В это самое мгновение откуда-то пронесся по комнате сильный порыв холодного сквозного ветра и погасил почти все лампады, сиявшие в углу пред образами. В то же время сверху откуда-то, как будто из двери, ведущей в запертые покои, мелькнул луч света слабого, скользнул по Сильвестру, по Ивану и озарил часть стены, покрытой дубовой панелью, гладкой, полированной.
Иван глянул по направлению руки Сильвестра — и волосы поднялись дыбом, зашевелились у него на голове. Он застыл от ужаса…
Там явственно в светлом большом кругу стали скользить знакомые тени. Не раз совесть вызывала их перед взором отрока.

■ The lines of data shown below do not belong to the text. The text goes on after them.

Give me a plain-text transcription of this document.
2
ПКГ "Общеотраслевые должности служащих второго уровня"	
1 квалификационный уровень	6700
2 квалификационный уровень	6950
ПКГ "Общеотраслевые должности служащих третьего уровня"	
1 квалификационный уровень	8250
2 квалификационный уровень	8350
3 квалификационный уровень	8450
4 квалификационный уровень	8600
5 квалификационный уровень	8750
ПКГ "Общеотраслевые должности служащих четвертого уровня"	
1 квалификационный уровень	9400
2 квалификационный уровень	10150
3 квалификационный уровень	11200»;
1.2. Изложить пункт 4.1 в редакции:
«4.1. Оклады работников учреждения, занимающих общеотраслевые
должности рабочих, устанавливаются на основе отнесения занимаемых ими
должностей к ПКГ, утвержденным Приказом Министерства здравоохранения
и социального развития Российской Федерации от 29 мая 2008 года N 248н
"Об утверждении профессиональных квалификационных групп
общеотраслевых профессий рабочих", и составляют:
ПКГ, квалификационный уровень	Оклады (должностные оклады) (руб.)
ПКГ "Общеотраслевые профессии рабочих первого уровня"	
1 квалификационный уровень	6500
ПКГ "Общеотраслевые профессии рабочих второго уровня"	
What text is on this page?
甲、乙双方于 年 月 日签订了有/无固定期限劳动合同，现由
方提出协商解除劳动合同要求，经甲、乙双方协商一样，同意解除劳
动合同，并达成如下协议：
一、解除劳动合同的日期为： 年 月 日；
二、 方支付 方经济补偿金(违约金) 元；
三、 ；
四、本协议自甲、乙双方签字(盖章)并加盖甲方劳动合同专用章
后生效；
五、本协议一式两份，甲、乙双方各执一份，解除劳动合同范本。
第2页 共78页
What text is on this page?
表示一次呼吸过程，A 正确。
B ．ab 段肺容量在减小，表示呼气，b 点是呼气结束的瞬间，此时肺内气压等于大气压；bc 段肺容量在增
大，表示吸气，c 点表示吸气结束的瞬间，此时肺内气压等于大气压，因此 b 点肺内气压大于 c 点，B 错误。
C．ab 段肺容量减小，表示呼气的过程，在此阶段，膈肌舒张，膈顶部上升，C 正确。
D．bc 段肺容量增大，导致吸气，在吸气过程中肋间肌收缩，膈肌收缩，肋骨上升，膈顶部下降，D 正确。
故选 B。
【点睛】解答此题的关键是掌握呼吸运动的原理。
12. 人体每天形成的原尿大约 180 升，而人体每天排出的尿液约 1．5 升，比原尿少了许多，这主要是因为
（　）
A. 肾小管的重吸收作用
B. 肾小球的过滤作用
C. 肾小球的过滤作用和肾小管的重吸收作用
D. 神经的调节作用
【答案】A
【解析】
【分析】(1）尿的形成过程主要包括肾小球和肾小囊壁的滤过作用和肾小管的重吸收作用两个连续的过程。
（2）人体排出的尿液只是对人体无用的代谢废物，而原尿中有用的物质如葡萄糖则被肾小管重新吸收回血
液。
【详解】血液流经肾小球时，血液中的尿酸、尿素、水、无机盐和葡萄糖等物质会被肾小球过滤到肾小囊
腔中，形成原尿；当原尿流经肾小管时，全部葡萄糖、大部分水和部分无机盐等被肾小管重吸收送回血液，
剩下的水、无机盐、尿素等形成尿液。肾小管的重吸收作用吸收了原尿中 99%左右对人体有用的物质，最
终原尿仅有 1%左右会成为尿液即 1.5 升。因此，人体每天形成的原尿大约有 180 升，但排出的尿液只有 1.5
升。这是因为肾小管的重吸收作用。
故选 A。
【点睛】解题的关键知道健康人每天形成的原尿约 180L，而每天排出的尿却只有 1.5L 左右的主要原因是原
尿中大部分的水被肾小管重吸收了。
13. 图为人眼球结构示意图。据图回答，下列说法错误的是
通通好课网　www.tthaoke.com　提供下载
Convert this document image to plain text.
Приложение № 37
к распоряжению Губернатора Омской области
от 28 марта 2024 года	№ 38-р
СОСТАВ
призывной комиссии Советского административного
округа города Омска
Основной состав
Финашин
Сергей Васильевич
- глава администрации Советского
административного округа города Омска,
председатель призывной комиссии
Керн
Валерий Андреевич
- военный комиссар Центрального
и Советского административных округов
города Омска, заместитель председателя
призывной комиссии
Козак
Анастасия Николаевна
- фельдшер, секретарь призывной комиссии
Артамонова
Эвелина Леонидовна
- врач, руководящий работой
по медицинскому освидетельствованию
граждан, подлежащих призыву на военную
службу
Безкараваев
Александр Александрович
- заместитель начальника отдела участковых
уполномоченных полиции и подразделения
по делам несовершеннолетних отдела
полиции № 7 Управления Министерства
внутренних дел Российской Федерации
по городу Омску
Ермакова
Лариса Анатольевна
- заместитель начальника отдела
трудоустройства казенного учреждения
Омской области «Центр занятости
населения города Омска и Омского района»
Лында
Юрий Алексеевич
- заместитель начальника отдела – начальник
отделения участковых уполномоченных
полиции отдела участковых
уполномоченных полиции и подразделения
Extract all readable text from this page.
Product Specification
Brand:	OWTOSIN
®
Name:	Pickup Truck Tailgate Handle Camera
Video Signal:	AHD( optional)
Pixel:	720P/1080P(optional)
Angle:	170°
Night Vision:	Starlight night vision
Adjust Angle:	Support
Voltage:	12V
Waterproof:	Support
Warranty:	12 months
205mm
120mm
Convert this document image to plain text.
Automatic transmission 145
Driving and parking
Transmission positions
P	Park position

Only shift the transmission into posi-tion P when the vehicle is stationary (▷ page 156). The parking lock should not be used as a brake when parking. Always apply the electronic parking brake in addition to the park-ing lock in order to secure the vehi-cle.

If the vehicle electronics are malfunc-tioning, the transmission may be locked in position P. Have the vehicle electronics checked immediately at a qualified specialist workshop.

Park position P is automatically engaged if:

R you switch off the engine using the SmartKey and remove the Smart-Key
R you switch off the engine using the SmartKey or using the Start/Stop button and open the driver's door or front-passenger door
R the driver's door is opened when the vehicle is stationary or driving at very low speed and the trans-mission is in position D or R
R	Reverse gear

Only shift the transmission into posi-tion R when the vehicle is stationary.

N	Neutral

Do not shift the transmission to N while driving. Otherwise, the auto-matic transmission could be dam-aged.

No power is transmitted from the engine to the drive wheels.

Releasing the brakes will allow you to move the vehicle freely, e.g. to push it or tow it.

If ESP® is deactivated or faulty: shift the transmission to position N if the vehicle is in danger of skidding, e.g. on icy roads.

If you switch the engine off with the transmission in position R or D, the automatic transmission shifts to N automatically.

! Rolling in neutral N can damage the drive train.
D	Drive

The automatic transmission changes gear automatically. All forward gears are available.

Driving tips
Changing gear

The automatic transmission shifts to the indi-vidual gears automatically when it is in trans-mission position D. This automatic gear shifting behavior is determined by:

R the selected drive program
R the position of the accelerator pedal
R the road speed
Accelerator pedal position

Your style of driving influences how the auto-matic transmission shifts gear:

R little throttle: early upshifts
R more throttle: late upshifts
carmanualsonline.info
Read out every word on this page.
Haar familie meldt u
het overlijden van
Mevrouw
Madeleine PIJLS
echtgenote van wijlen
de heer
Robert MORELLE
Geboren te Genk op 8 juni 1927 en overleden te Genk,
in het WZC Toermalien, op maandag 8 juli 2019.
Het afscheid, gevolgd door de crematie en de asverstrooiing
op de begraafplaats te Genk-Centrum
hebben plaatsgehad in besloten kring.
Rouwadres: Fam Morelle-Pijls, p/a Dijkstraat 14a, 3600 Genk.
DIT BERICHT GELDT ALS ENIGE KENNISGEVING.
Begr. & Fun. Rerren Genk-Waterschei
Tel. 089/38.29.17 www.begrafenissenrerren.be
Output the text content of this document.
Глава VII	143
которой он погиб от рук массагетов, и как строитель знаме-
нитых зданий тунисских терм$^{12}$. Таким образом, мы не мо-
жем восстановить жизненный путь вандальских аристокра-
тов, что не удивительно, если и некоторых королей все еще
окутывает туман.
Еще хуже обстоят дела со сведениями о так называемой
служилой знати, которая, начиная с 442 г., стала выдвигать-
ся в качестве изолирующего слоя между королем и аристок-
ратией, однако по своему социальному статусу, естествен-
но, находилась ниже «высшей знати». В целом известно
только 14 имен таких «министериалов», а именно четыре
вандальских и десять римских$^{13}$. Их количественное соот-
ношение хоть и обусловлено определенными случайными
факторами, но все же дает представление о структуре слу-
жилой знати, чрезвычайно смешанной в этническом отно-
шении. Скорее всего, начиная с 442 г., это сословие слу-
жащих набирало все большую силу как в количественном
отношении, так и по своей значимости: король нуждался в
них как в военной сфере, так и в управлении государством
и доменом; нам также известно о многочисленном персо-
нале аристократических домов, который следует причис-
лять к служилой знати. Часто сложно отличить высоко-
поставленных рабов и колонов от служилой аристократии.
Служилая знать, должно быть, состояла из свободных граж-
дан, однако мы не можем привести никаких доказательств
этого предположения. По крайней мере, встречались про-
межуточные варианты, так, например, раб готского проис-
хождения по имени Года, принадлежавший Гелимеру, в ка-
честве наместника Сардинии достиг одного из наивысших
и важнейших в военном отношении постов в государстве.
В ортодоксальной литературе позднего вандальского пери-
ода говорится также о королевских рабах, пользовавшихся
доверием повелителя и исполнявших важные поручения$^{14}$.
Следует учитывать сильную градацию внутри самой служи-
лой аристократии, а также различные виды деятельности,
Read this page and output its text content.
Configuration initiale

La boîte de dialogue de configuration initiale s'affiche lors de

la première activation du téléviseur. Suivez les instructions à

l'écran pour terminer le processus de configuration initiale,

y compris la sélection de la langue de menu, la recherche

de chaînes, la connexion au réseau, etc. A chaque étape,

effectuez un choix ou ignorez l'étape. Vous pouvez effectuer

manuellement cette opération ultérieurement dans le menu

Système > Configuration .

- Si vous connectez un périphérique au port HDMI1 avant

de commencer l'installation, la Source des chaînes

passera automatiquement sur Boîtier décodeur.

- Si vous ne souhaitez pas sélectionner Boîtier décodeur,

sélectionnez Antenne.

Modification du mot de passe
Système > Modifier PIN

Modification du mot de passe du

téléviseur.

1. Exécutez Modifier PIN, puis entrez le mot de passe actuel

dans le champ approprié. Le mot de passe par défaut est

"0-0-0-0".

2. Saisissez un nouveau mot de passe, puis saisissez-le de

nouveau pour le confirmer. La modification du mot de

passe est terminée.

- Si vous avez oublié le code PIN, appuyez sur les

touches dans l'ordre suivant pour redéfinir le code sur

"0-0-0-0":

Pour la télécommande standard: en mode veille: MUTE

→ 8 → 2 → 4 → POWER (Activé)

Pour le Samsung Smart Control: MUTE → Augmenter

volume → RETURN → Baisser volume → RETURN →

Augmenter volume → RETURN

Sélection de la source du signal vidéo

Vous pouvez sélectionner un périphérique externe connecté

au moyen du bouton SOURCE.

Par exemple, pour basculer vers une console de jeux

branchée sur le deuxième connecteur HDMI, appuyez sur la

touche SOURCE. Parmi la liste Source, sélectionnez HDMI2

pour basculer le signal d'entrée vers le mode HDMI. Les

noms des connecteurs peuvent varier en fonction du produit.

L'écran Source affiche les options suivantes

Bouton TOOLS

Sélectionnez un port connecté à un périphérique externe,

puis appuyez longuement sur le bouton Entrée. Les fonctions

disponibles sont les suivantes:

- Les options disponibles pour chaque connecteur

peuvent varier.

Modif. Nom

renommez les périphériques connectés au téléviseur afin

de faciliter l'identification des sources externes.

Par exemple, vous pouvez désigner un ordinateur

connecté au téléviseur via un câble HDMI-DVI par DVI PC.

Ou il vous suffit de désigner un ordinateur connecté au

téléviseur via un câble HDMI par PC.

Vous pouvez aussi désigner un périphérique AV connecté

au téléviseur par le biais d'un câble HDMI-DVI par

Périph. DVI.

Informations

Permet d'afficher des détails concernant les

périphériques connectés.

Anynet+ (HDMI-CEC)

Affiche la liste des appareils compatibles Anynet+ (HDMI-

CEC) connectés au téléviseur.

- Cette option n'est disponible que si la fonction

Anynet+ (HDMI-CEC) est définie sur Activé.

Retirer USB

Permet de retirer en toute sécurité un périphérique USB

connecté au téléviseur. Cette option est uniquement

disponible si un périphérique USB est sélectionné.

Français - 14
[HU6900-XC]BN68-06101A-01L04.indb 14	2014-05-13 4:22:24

Но никогда с такой яркостью не видал он всех убитых, замученных, казненных и задушенных по его повелению, по прихоти его… Вот — Шуйский Андрей, залитый кровью, с поникшей головой. Лицо плохо видно. Но наряд, волосы, посадка — все его… Это он, он самый!.. Вот юные сверстники Ивана — Дорогобужский, Кубенский, Воронцовы-братья… Овчина Федя… Закрыл глаза Иван, а они все идут, идут без конца. Но теперь он видит, как с укором кивают они головами… Он слышит, как шепчут их мертвые уста:
— Душегуб! Убийца…
А голос Сильвестра снова гремит:
— Не закрывай очей на духовную скверну свою… Гляди!..
Раскрывает невольно опять глаза Иван, глядит… И видит самого себя, объятого адским пламенем… окруженного духами тьмы, которые ликуют добыче!.. И мучат, вонзают в него трезубцы свои…
Рыдание вырвалось из груди царя!
Вопль огласил весь покой, вырвался в раскрытое окно и замер в ветвях темных деревьев вековых…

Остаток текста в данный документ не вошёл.